The place bears a calm and peaceful atmosphere, with its lovely gardens, scattered with cypress trees.
But what makes this cemetery a real attraction is, once again, the greatness of its "hosts". National and international names are resting in peace in San Michele Island, people such as Ezra Pound, Igor Stravinsky, Joseph Brodsky, Jean Schlumberger, Christian Doppler, Luigi Nono, Catherine Bagration, and Franco Basaglia.
Being a Catholic, Orthodox and Protestant cemetery, there is also a variety of aesthetics represented here, ranging from beautifully ornate sculptures to modern, minimalist tombstones and gorgeous mausoleums.
7) Explore Stockholm’s Woodland Cemetery in Sweden
A few kilometers south to Stockholms, there is a wonderful place called Skogskyrkogården or simply Woodland Cemetery if you are not even able to spell Swedish words.
Stockholm’s Woodland Cemetery is another "art cemetery", designed by two great Swedish architects Gunnar Asplund and Sigurd Lewerentz. It is considered a way to blend the aesthetic of Nordic Classicism with a more functionalistic approach to architecture.
and an outstanding example of how nature and architecture can exist in perfect harmony. More than just a graveyard, this is a place where nature and architecture come together smoothly and it is protected by UNESCO as a World Heritage Site.

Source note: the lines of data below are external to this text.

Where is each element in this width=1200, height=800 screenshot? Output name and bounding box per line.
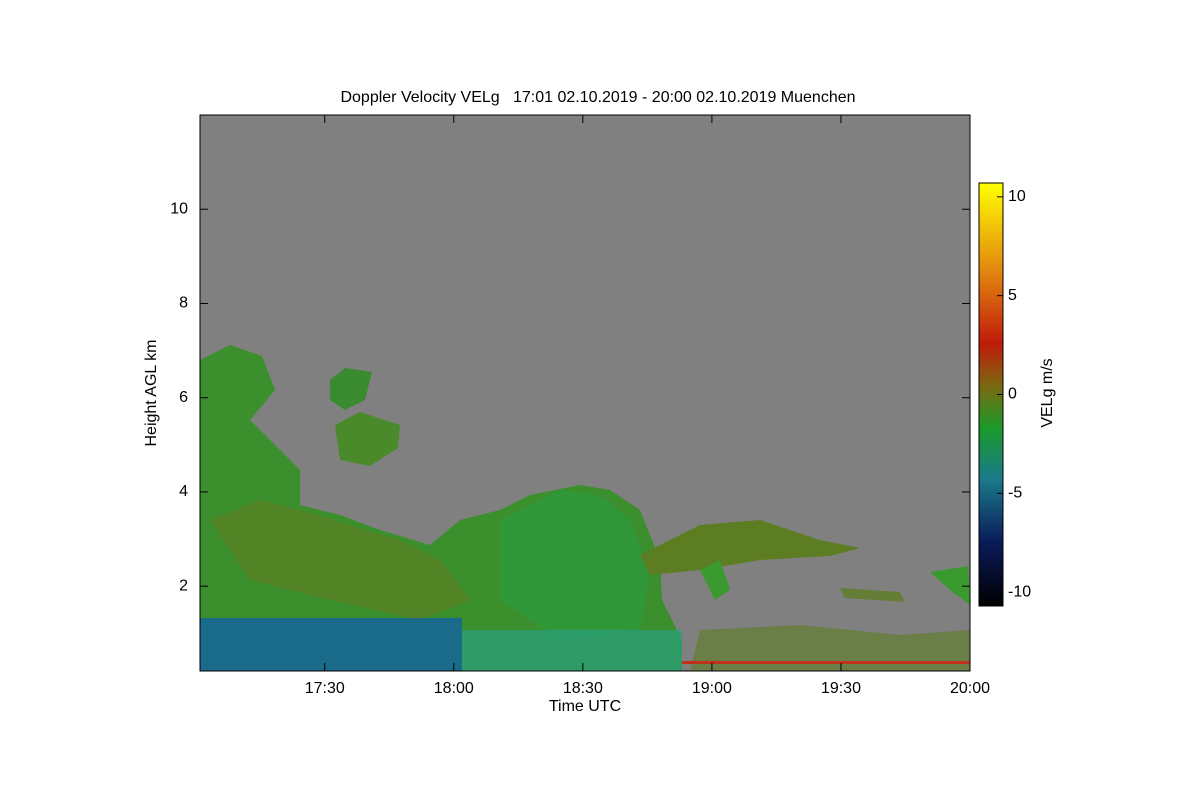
colorbar-tick-label: -10 (1008, 583, 1031, 600)
x-tick-label: 18:30 (563, 680, 603, 697)
x-tick-label: 20:00 (950, 680, 990, 697)
colorbar-label: VELg m/s (1039, 358, 1056, 427)
colorbar-tick-label: 0 (1008, 386, 1017, 403)
x-tick-label: 18:00 (434, 680, 474, 697)
colorbar-tick-label: 5 (1008, 287, 1017, 304)
chart-title: Doppler Velocity VELg 17:01 02.10.2019 -… (340, 89, 855, 106)
x-tick-label: 17:30 (305, 680, 345, 697)
y-tick-label: 4 (179, 483, 188, 500)
x-axis-label: Time UTC (549, 698, 621, 715)
y-tick-label: 6 (179, 389, 188, 406)
y-tick-label: 2 (179, 577, 188, 594)
y-tick-label: 10 (170, 200, 188, 217)
y-tick-label: 8 (179, 295, 188, 312)
x-tick-label: 19:00 (692, 680, 732, 697)
x-tick-label: 19:30 (821, 680, 861, 697)
y-axis-label: Height AGL km (143, 339, 160, 446)
colorbar-tick-label: -5 (1008, 485, 1022, 502)
plot-frame (199, 114, 971, 672)
radar-field (200, 345, 970, 671)
colorbar-tick-label: 10 (1008, 188, 1026, 205)
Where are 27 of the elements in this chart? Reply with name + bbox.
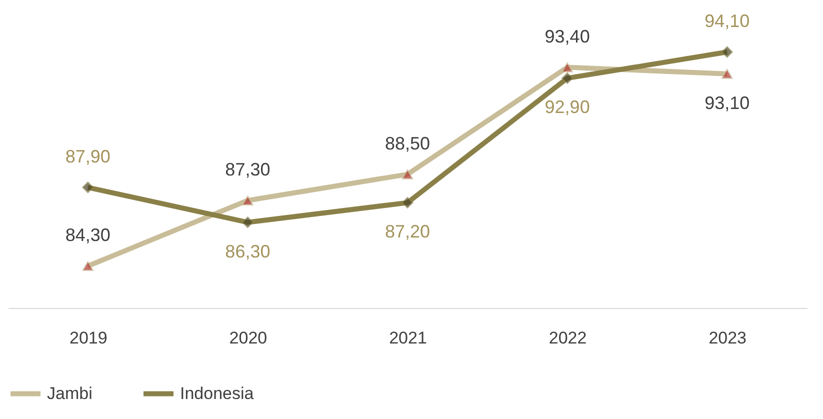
data-label: 86,30 [225, 241, 270, 262]
point [721, 46, 733, 58]
point [402, 169, 414, 180]
point [402, 196, 414, 208]
data-label: 93,10 [704, 92, 750, 113]
x-tick-label: 2023 [708, 328, 747, 348]
point [562, 62, 574, 72]
data-label: 93,40 [544, 26, 590, 46]
legend-label: Jambi [47, 384, 92, 403]
point [82, 182, 94, 194]
legend-label: Indonesia [180, 384, 254, 403]
x-tick-label: 2022 [548, 328, 587, 348]
data-label: 84,30 [65, 225, 110, 245]
point [242, 216, 254, 228]
data-label: 87,30 [225, 159, 270, 180]
x-tick-label: 2019 [69, 328, 108, 348]
data-label: 92,90 [544, 97, 590, 118]
x-tick-label: 2020 [229, 328, 268, 348]
point [242, 195, 254, 206]
x-tick-label: 2021 [389, 328, 427, 348]
data-label: 87,90 [65, 146, 110, 166]
point [82, 260, 94, 272]
point [721, 68, 733, 79]
data-label: 88,50 [384, 133, 430, 154]
data-label: 94,10 [704, 11, 750, 31]
point [562, 72, 574, 84]
data-label: 87,20 [384, 222, 430, 242]
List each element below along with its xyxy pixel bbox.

People don't come here just to pay respect to the deceased or to visit the monuments but also for strolling, contemplation, and birdwatching.
Among the celebrities buried here, we can name the great actress Greta Garbo and Per Yngve Ohlin, singer of the seminal Swedish band "Mayhem".
8) Visit the Old Jewish Cemetery in Josefov in Prague
Josefov, also known as the Jewish Ghetto, is one of the oldest districts in Prague and one of the oldest European ghettos altogether.
The Old Jewish Cemetery was established in the middle of the 15th and it is one of Prague’s most unique and engaging attractions.
You will find yourself surrounded by over12,000 crumbling gravestones from different ages, packed together into this compact plot of land, but it is said that more than 100,000 Jews are buried here.
This gives to the place, which is also Europe’s oldest surviving Jewish cemetery, a mysterious atmosphere, almost uncanny.
You can book a tour of Josefov in Prague here on Globol.
9) Roam around the City of the Dead in Russia
In the heart of North Ossetia, on the Russian border with Georgia, there is a really strange place. It is known as the City of the Dead and its the ancient graveyard of the small town of Dargavs.
Like the Myra one, it's a necropolis build to resemble a little village. Myth and legends surround the area which comprises 99 tombs, not one less, not one more, a magical number.
Some accounts say that every man who dares to enter the City of the Dead would never come out alive, so locals tend to avoid the place. There are also a few tourists because the area is not easy to reach. So, if you are brave and willing, you can live a pretty authentic experience there.
10) Admire Newgrange, Ireland
Our last graveyard is one of the oldest and most impressive structures built by our ancestors.
Dating back to 3200 B.C., Newgrange is older than Stonehenge and the Egyptian pyramids.
It is located less than an hour away from Dublin and consists of an enormous semi-circular mound encircled by kerbstones engraved with Megalithic art.
It's not just a monument. Inside the structure, there is a 19-meter-long passage leading to a chamber with three alcoves and a corbelled roof.
Archeologists find human cremated remnants during excavations, but they believe this wasn't a simple graveyard and it used to be the center of ancient forgotten rituals, being aligned with the rising sun on the winter solstice.
Like Stonehenge, Newgrange is surrounded by myth and legends and its fame is growing in recent years.
The site is always open to the public but access to the chamber during the solstice, when the rising sun illuminates the room revealing the carvings inside, is only reserved for a lucky few and decided by lottery.